EL CALLEJÓN DE LOS CORAZONES ROÍDOS
Diego Peris Lleó | Lamar Abad

Aquel protervo callejón se disfraza de patíbulo cuando la luna asoma entre los caños de las tejas. La noche allí trifulca con el día alardeando de ello. Orión espera el momento exacto tras un cofradía de desaliñados contenedores. Junto a él, además de basura, un séquito de ratas curiosean sobre su misión. Musitan sus especulaciones sin que aquel intruso pueda reparar en que comentan. Un niño llora desde uno de los pisos anejos a la lóbrega calleja. Parece tener tanta tristeza dentro como aquella travesía de tonos sepia. Los recovecos que esconden los contenedores basureros son letrinas que alean mierda y asco. Uno de aquellos fisgones roedores juguetea con la pana del pantalón de Orión.
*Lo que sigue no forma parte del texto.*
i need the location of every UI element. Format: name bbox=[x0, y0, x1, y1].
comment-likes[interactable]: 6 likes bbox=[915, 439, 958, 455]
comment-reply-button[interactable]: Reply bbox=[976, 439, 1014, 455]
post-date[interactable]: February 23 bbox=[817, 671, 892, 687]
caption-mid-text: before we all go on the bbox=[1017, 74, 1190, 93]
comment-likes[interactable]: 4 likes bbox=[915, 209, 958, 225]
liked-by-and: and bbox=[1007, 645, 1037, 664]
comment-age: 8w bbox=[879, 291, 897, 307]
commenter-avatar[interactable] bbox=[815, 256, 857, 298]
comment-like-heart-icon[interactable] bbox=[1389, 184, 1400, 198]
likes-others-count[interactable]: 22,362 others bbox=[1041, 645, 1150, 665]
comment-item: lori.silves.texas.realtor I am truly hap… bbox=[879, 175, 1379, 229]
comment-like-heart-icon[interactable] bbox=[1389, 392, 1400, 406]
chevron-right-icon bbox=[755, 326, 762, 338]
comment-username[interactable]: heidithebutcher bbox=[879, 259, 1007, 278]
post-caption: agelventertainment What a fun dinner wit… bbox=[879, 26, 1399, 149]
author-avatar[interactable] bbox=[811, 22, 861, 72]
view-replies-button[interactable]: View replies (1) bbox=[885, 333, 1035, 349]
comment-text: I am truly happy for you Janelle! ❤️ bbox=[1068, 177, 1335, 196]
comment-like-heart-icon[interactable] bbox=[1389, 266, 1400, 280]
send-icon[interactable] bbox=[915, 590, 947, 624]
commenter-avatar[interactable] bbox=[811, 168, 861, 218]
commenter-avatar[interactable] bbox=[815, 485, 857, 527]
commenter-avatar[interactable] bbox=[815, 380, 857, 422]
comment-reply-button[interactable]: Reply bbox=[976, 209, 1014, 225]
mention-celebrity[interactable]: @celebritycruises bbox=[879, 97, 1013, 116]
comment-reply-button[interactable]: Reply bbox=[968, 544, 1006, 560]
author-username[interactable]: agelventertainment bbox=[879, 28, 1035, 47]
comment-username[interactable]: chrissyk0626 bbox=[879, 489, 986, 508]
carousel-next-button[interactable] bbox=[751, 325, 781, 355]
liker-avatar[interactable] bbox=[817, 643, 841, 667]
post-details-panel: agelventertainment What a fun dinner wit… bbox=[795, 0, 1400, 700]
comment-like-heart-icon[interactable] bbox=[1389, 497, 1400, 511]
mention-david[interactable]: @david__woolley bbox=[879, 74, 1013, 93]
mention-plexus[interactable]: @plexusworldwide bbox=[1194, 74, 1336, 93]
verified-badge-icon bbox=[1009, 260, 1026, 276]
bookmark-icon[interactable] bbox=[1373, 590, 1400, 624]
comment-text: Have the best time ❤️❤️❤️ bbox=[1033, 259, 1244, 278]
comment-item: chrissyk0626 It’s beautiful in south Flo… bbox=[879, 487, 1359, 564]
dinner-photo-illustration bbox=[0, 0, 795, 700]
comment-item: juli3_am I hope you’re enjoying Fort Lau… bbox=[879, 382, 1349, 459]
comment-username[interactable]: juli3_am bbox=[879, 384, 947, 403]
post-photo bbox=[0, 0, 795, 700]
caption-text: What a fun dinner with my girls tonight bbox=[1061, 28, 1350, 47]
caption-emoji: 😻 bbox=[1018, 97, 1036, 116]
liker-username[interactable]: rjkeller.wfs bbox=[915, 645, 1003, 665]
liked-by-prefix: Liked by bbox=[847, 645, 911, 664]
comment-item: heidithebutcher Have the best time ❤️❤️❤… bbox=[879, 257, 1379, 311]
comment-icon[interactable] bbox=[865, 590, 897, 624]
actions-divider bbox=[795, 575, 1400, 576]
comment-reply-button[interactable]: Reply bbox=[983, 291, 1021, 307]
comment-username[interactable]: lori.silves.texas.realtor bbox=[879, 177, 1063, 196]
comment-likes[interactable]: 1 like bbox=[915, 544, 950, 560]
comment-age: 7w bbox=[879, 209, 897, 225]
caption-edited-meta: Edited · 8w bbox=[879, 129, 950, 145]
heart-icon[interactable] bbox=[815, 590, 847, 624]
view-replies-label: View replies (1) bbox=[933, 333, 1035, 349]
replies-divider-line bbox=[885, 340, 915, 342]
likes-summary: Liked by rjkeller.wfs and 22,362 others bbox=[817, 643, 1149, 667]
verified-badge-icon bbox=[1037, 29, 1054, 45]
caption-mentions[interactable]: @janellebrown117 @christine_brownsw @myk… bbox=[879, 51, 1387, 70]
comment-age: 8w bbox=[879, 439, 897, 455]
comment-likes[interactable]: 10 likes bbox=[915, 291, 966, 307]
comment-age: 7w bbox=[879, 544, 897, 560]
La mordisquea sin pudor ante la inacción de quien los lleva. Resulta lógico que Orión no se atreva a hacer ruido alguno. La incertidumbre asoma en cada parvo balconcillo como si fuese una enredadera.

Los minutos pasan sin que el momento que Orión espera llegue a producirse. El callejón es inmutable, como el ciclo de la vida o la inmensidad marina. Los vehículos que transitan por la avenida principal dejan una estela de divergentes ronquidos industriales. De un modo súbito, el advenedizo ruido de una botella de cristal le advierte. Como por arte de magia o taumaturgia, aquella banda sonora de combustión cesa sin más. El neonato del incierto piso también calla súbitamente. Las ratas escapan de aquel porche de mugre. Orión se queda solo con la única compañía hábil de un histriónico silencio que se hace más ruidoso que un millar de sonidos. Quiere asomarse, debe hacerlo. Es su labor, no queda otra. Introduce la mano en su bolsillo y rebusca su revólver. En primera instancia, es el último de aquellos entrometidos roedores quien sale de allí. Segundamente sale su pequeño revólver. La situación adquiere una tensión insoportable.

Se percibe una presencia femenina. El aroma a fabril perfume casi se impone ante el pestilente hedor de la basura. Ante el alambicado olor del orín que se incrusta entre los ruedines de los contenedores. Se escuchan pasos cada vez más cerca. Son los propios de un tacón de aguja que cose a su paso un telar de sentimientos contradichos para Orión. Acciona el silenciador y se coloca en posición de disparo. Parece mentira la potestad que otorga un arma. La sobrehumana facultad para matar. Probablemente el hombre más parecido a Dios fuese quien mató a otro ser humano frente a sus ojos por primera vez. Excedió sus atribuciones alcanzando ocupaciones propias del Empíreo. Hoy Orión debía vestirse de deidad para acabar con todo esto. Enamorarse de una reputada criminal siendo policía no es lo más apropiado. Tatiana se coloca ya frente al cañón de Orión. Algunas lágrimas escapan de las corneas del oficial. El gatillo se va hundiendo cuando se produce el contacto visual. Dos balas mortales se disparan simultáneamente. Una sale del revólver de Orión, la otra de la boca de Tatiana antes de caer al suelo abatida.

-Ese niño que oyes llorar es tu hijo.